La Procura di Palermo può procedere al blocco di conti e valori per 26.634 euro, la somma che – secondo i pm del pool coordinato dal procuratore aggiunto Leonardo Agueci – Scoma avrebbe ottenuto come prezzo della corruzione nell’ambito dell’ “affaire” Ciapi, l’ente di formazione della Regione Siciliana trasformato in una macchina mangiasoldi dal manager della comunicazione Faustino Giacchetto, sostiene sempre l’accusa.

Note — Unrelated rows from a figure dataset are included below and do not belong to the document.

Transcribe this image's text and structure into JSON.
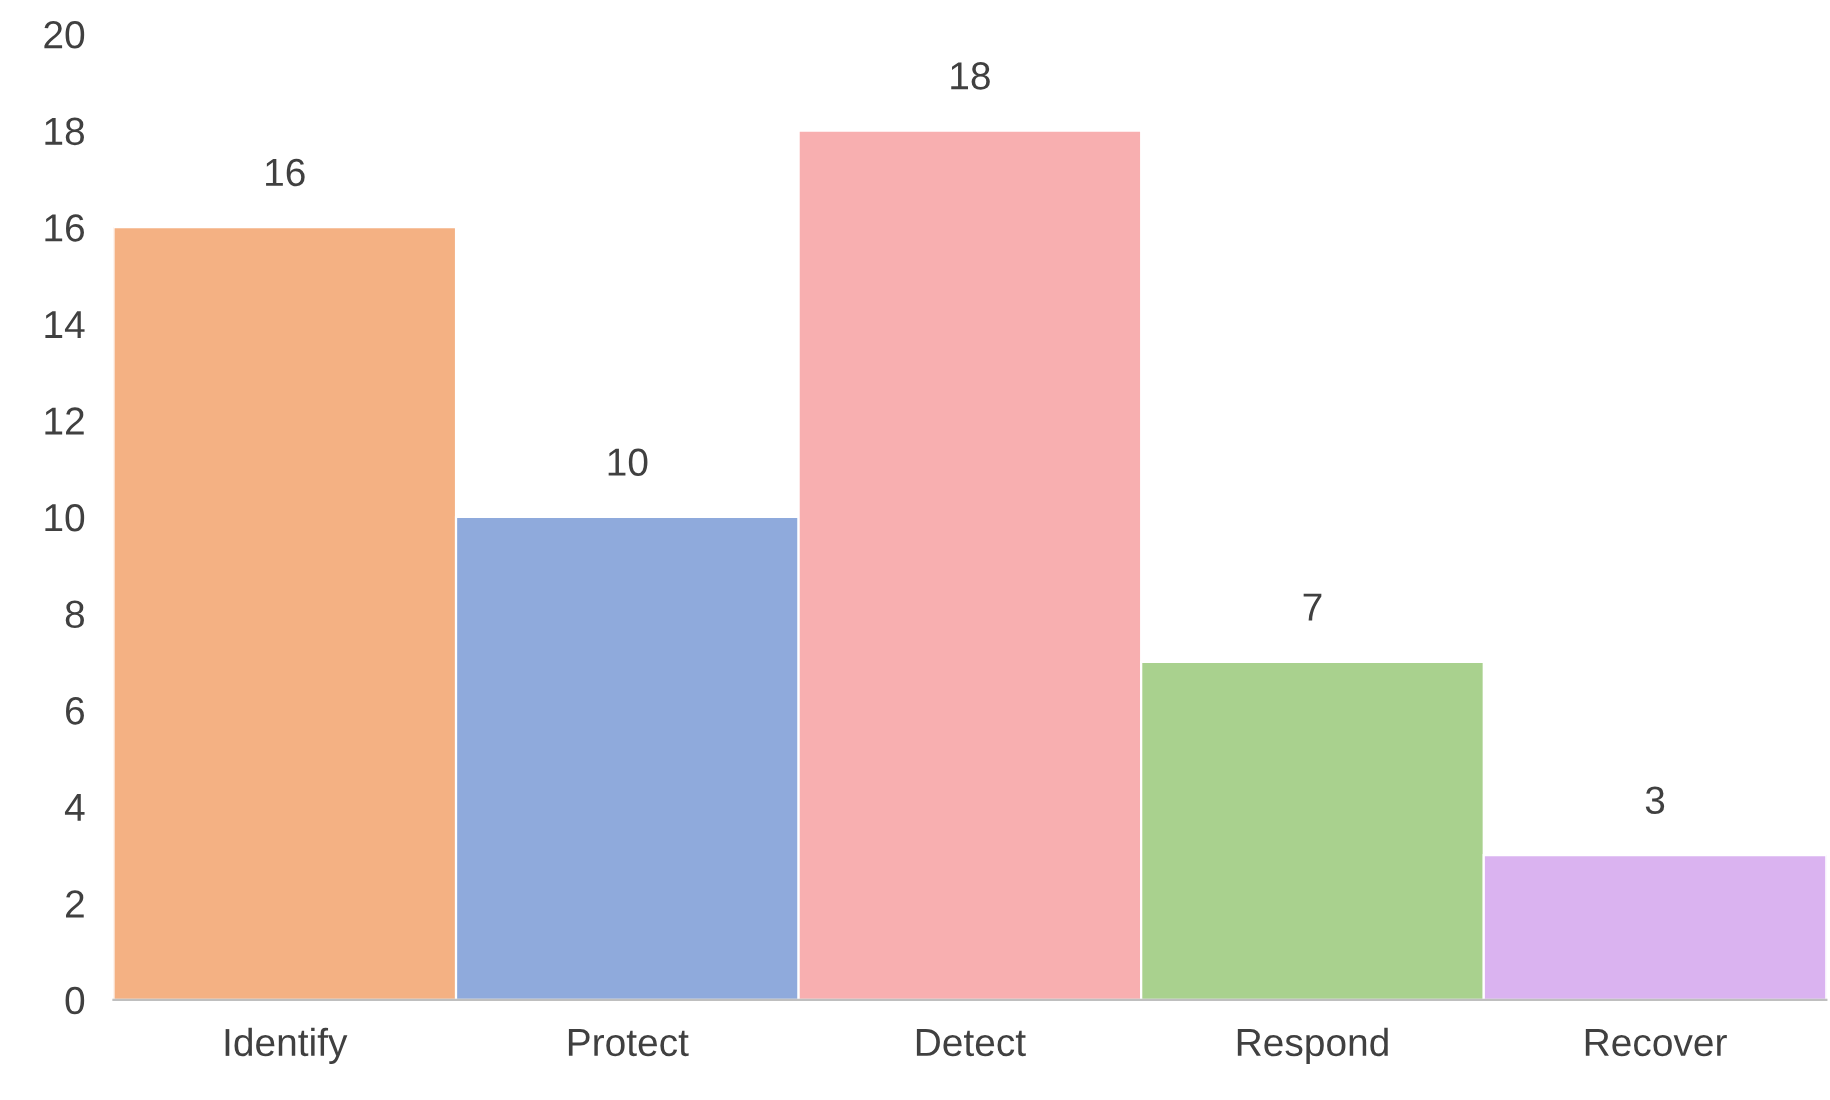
{
  "chart_data": {
    "type": "bar",
    "categories": [
      "Identify",
      "Protect",
      "Detect",
      "Respond",
      "Recover"
    ],
    "values": [
      16,
      10,
      18,
      7,
      3
    ],
    "colors": [
      "#f4b183",
      "#8faadc",
      "#f8afb0",
      "#a9d18e",
      "#dab3f0"
    ],
    "ylim": [
      0,
      20
    ],
    "yticks": [
      0,
      2,
      4,
      6,
      8,
      10,
      12,
      14,
      16,
      18,
      20
    ],
    "data_labels": true,
    "grid": false,
    "legend": false
  }
}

Per evitare il sequestro, Scoma dovrebbe depositare nei prossimi giorni un libretto infruttifero contenente la somma che gli viene contestata. Al Senato si era rivolto, a garanzia delle prerogative e delle immunità dei parlamentari, il Gip Luigi Petrucci, ma l’assemblea di Palazzo Madama ha dichiarato il “non luogo a provvedere”, limitandosi a raccomandare di non violare, nel rispetto delle immunità previste dalla Costituzione e dalle leggi, l’abitazione o la riservatezza del senatore Scoma, per procedere al sequestro.

I pm Pierangelo Padova, Sergio Demontis e Alessandro Picchi sostengono che il politico (vice coordinatore regionale di Forza Italia, indagato per corruzione aggravata) avrebbe ricevuto due abbonamenti in tribuna autorità allo stadio Renzo Barbera di Palermo, per la stagione 2009-2010 di serie A del Palermo calcio, un soggiorno all’Hotel Quisisana di Capri per tre persone per quattro giorni, nel luglio 2008, oltre al pagamento di spese per manifesti e per propaganda elettorale in occasione delle regionali siciliane del 2008. In cambio, da assessore alla Famiglia, Scoma avrebbe sostenuto la validità e la necessità di prorogare il progetto “Forum della legalità“, il cui piano di propaganda era curato da Giacchetto, che con questa iniziativa avrebbe guadagnato circa 5 milioni di euro.